There appears to be no organic culture representation, no system to
re-institute cultures that have been displaced by so much death and
destruction. There also appears to be a "mopping-up" in progress after
all the years of dare I say "prodded" antagonisms and transgressions of
and toward humanity.
And the drum beats on.
Darryl
On 03/09/2012 6:36 PM, michael gurstein wrote:
I'm right now in a guest house in Ouagadougou, the capital of Burkina Faso,
the third poorest country in the world as measured by the World Bank among
others... On the edge of the Sahel and bordered by some of the
currently/recently unsettled countries of the region--Mali, Ivory Coast,
Niger... I'm doing some background work for a significant Community
Informatics project that the e-Africa division of NEPAD/the African Union
wishes to undertake throughout sub-Saharan Africa.
This afternoon between appointments I went for a walk in the centre of the
city towards the Grand Mosque, a very Moorish structure in desert coloured
sandstone.
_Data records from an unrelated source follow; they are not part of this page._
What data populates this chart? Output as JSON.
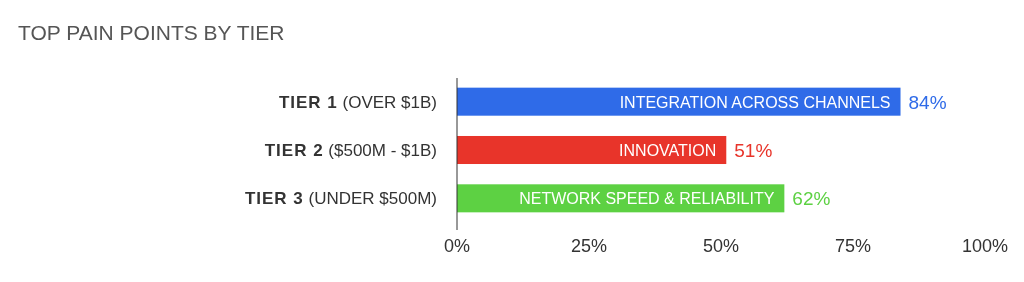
{
  "chart_data": {
    "type": "bar",
    "orientation": "horizontal",
    "title": "TOP PAIN POINTS BY TIER",
    "categories": [
      "TIER 1 (OVER $1B)",
      "TIER 2 ($500M - $1B)",
      "TIER 3 (UNDER $500M)"
    ],
    "values": [
      84,
      51,
      62
    ],
    "colors": [
      "#2f6be8",
      "#e8342a",
      "#5dd143"
    ],
    "value_labels": [
      "84%",
      "51%",
      "62%"
    ],
    "annotations": [
      {
        "text": "INTEGRATION ACROSS CHANNELS",
        "x": 84,
        "y": "TIER 1 (OVER $1B)"
      },
      {
        "text": "INNOVATION",
        "x": 51,
        "y": "TIER 2 ($500M - $1B)"
      },
      {
        "text": "NETWORK SPEED & RELIABILITY",
        "x": 62,
        "y": "TIER 3 (UNDER $500M)"
      }
    ],
    "xlim": [
      0,
      100
    ],
    "xticks": [
      {
        "value": 0,
        "label": "0%"
      },
      {
        "value": 25,
        "label": "25%"
      },
      {
        "value": 50,
        "label": "50%"
      },
      {
        "value": 75,
        "label": "75%"
      },
      {
        "value": 100,
        "label": "100%"
      }
    ],
    "grid": false
  }
}
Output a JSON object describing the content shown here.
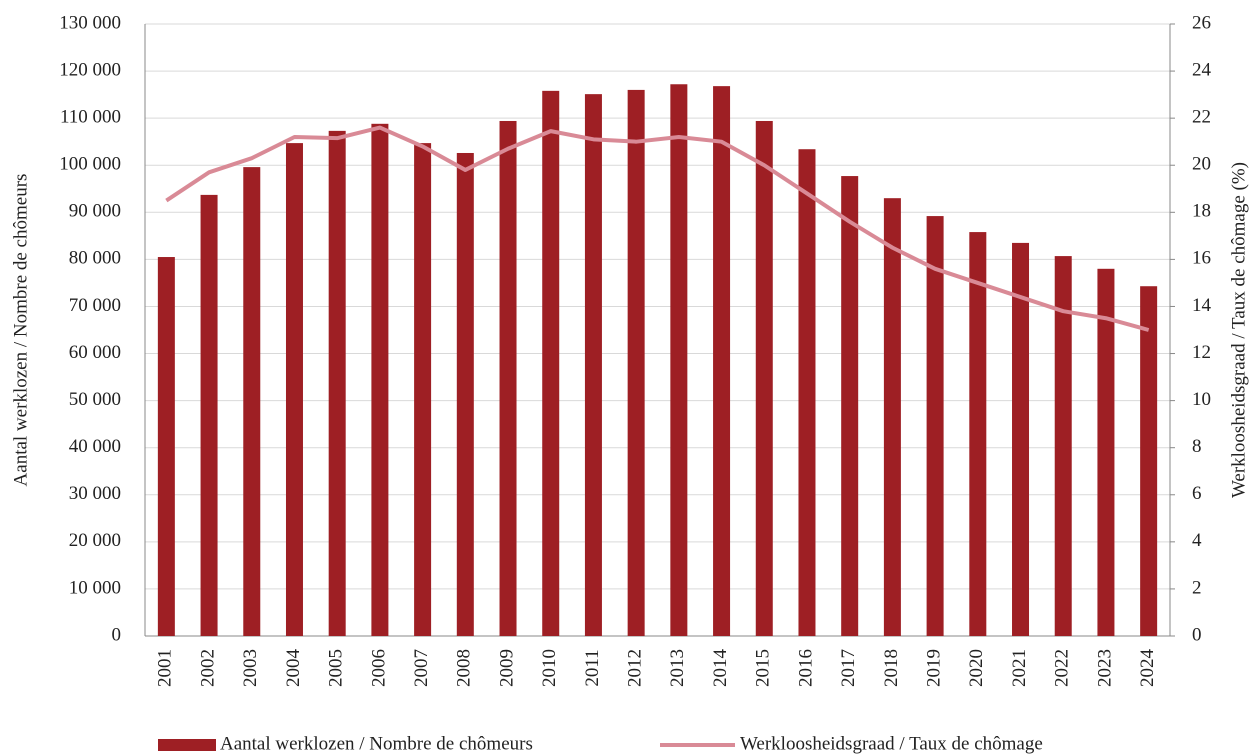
{
  "chart_data": {
    "type": "bar",
    "categories": [
      "2001",
      "2002",
      "2003",
      "2004",
      "2005",
      "2006",
      "2007",
      "2008",
      "2009",
      "2010",
      "2011",
      "2012",
      "2013",
      "2014",
      "2015",
      "2016",
      "2017",
      "2018",
      "2019",
      "2020",
      "2021",
      "2022",
      "2023",
      "2024"
    ],
    "series": [
      {
        "name": "Aantal werklozen / Nombre de chômeurs",
        "type": "bar",
        "color": "#9e1f24",
        "values": [
          80500,
          93700,
          99600,
          104700,
          107300,
          108800,
          104700,
          102600,
          109400,
          115800,
          115100,
          116000,
          117200,
          116800,
          109400,
          103400,
          97700,
          93000,
          89200,
          85800,
          83500,
          80700,
          78000,
          74300
        ]
      },
      {
        "name": "Werkloosheidsgraad / Taux de chômage",
        "type": "line",
        "axis": "y2",
        "color": "#d98a96",
        "values": [
          18.5,
          19.7,
          20.3,
          21.2,
          21.15,
          21.6,
          20.8,
          19.8,
          20.7,
          21.45,
          21.1,
          21.0,
          21.2,
          21.0,
          20.0,
          18.8,
          17.6,
          16.5,
          15.6,
          15.0,
          14.4,
          13.8,
          13.5,
          13.0
        ]
      }
    ],
    "ylabel": "Aantal werklozen / Nombre de chômeurs",
    "y2label": "Werkloosheidsgraad / Taux de chômage (%)",
    "ylim": [
      0,
      130000
    ],
    "yticks": [
      0,
      {
        "value": 10000,
        "label": "10 000"
      },
      {
        "value": 20000,
        "label": "20 000"
      },
      {
        "value": 30000,
        "label": "30 000"
      },
      {
        "value": 40000,
        "label": "40 000"
      },
      {
        "value": 50000,
        "label": "50 000"
      },
      {
        "value": 60000,
        "label": "60 000"
      },
      {
        "value": 70000,
        "label": "70 000"
      },
      {
        "value": 80000,
        "label": "80 000"
      },
      {
        "value": 90000,
        "label": "90 000"
      },
      {
        "value": 100000,
        "label": "100 000"
      },
      {
        "value": 110000,
        "label": "110 000"
      },
      {
        "value": 120000,
        "label": "120 000"
      },
      {
        "value": 130000,
        "label": "130 000"
      }
    ],
    "y2lim": [
      0,
      26
    ],
    "y2ticks": [
      0,
      2,
      4,
      6,
      8,
      10,
      12,
      14,
      16,
      18,
      20,
      22,
      24,
      26
    ],
    "grid": true,
    "legend": "bottom"
  }
}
It was around 4 pm and as I was walking I came across rows of
men undertaking one of their daily prayers only this time in public led by
what looked like a lay preacher. As I walked further I kept coming across
these street corner prayer sessions--perhaps 3 or 4 within a three block
radius and not more than two blocks from the main Mosque in Ouga.
This evening I'm back at the guest house doing things on the reasonably good
Internet connection.
It is getting late--now it is about 1.30 am local time.
I've just e-published the most recent issue of the online Journal of
Community Informatics.
http://ci-journal.net/index.php/ciej/editor/issueToc/30
Glocality: Thinking about Community Informatics and the Local in the Global
and the Global in the Local.
For the last half hour or so I've been hearing the sounds of jet planes
flying low overhead--back and forth, back and forth. At first I thought they
might be commercial planes coming in to land--but this is Burkina Faso where
there are probably no more than a dozen flights in and out a day and I would
guess none of them are scheduled for 1 am.